This exercise helped identify the inner workings of a space that embraced risk within its given site. This imaginary space embraces risk by flooding itself on purpose, forcing people of different backgrounds and religions into the same focal point, and leaving itself open and vulnerable to the outside world.

The project brief outlined our site as an existing building that neighbored the Hudson Yards development. Our initial site research included defining which kinds of risks specifically affected the design and placement of architecture in the area. The three main areas of risks we found were environmental, financial, and terroristic. We expressed these findings through an abstract site model depicting a red flood and molten buildings. In its reflection, a Utopian version of itself where all risks are out of site and out of mind. This was the first time we realized the disconnect between the real world and the risk world.

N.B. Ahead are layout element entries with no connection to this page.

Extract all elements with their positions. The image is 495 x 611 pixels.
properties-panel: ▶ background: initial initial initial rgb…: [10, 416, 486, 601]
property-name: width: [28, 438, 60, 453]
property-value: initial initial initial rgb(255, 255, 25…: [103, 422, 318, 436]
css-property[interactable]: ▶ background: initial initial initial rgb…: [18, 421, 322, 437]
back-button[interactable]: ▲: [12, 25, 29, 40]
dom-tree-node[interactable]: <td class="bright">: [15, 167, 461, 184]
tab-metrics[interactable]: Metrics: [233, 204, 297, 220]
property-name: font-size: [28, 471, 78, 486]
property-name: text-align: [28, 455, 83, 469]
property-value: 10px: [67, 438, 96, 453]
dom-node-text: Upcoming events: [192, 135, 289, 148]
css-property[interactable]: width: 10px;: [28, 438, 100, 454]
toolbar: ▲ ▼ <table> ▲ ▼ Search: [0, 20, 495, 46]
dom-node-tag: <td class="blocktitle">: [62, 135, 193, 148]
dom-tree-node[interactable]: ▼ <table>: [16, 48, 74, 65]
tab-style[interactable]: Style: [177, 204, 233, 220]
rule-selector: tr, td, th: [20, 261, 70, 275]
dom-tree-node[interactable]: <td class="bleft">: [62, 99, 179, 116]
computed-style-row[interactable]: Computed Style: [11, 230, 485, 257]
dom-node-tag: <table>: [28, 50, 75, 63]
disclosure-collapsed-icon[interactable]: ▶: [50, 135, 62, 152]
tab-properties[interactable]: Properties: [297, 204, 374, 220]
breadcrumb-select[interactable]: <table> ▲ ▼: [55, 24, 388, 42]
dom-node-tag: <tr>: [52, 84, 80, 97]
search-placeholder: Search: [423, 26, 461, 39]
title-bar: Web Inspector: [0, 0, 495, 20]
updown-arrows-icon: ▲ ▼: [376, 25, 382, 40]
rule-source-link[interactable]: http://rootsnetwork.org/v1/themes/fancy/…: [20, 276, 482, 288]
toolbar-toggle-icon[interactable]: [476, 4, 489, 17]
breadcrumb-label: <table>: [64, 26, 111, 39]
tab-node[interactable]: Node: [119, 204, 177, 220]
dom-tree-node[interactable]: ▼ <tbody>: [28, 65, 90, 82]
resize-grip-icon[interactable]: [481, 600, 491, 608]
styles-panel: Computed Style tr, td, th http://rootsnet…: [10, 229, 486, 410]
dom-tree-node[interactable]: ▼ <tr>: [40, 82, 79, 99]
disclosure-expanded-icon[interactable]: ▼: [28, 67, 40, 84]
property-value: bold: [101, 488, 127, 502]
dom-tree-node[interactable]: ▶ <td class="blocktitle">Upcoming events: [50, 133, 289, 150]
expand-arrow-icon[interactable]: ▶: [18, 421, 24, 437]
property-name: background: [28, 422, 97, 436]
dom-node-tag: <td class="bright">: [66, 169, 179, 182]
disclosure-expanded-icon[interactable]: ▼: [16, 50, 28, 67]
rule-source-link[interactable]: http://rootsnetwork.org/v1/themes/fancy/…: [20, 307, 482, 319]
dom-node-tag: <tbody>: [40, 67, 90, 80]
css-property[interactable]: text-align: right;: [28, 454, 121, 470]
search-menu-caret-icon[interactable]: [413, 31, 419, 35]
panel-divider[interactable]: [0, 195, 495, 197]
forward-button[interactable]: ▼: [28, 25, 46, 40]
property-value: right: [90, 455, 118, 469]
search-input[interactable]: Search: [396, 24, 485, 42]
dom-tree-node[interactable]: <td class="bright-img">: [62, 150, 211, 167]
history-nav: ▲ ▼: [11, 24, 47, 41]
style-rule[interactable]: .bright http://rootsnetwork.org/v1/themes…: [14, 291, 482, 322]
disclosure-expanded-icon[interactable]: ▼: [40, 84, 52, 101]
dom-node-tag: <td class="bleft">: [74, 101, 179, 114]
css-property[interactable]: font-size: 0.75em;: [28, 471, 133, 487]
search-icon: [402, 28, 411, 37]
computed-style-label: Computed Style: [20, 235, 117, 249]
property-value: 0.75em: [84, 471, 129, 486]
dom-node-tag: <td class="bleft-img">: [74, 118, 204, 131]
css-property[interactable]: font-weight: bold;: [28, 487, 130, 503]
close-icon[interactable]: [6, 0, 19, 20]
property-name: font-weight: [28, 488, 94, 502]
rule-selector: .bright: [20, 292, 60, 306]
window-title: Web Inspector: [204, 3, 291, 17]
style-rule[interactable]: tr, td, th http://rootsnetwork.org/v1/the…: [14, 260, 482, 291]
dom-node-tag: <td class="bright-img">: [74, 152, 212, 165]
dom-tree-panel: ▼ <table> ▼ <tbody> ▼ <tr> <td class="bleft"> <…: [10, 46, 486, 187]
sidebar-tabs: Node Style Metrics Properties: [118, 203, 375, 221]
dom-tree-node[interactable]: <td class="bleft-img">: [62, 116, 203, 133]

Using the spatial concepts found in the inner world and previous research we began redefining the form and shape of the existing building we were tasked with re-inhabiting. We did so by 3D modeling our ideas, laser cutting their profiles to build models, and then slicing them in half with a band saw to better understand their sectional qualities. Through this process of iteration, we arrived at a final massing design that embodied a variety of spaces we found necessary to the concept.

Void Diagram


Neighborhood Axon




The identity of the Hudson Yards development and the surrounding area is deeply defined by the way it mitigates risk. It’s initial investment came as a response to the 2008 world financial crisis. Super rich investors from around the globe came together looking for a safe place to put their money. They used private real estate investment as a means to limit the risk of losing their money in the recession. Over time, the area has been defined by many other responses to outside dangers. Today, one of the biggest risks associated with living and working in New York City and Manhattan is the rising sea level due to climate change. The Hudson Yards development found its way to suppressing this looming hazard by building itself on top of pre-existing train tracks beneath it. Flood simulation studies show the vast majority of buildings in the development will be able to elude the rising water because most of it will flow beneath them. The events of 9/11 changed the way the world used security and surveillance in no place more than New York City. Hudson Yards uses front desks, lobbies, and pay walls to separate their occupants from the dangers that terrorism poses.
We centered our research around literature like A Risk Society by Ulrich Bech and Designing Risk by Jonathan Massey. From these readings, we found that responses to risk often create barriers (both physical and metaphysical) that split an individual’s perception of the world in which they live into two pieces. Reality and a false understanding of the real world. The world which they risk to live in is forgotten or perceived as being impossible or unlikely. This barrier is usually implemented by the use of money. We argue that the real risk of something can never truly be quantified and that barriers created by risk mitigation serve as dampers on the potential outcomes of situations that involve someone taking a risk. As our research on the topic concluded, we began to view risk as something that has the ability to yield a reaction that decides the best, worst, and every other possible outcome of a given situation in the context.
Given this understanding, we set out to find the true potential of a residential space in the Hudson Yards area by designing a space that embodied the potential of the area. We knew that the only way we could do so would be by fully embracing and accepting relevant risks that pertained to the project. The main risk which we focused our design around was something we define as social combustion. We placed socially and financially diverse people in a single place with minimal privacy from each other or the outside world. An obvious potential outcome of this decision would be conflict rising between people because of their differences and anxieties related to the risks they each pose to each other. The equal and opposite outcome of this situation is a strengthened community that takes advantage of its diversity to better itself as a whole and is brought together by common experiences. A community that is freed from the social barriers created by risk mitigation techniques that is able to return itself to the freedoms of a more disordered and less rule stringent environment.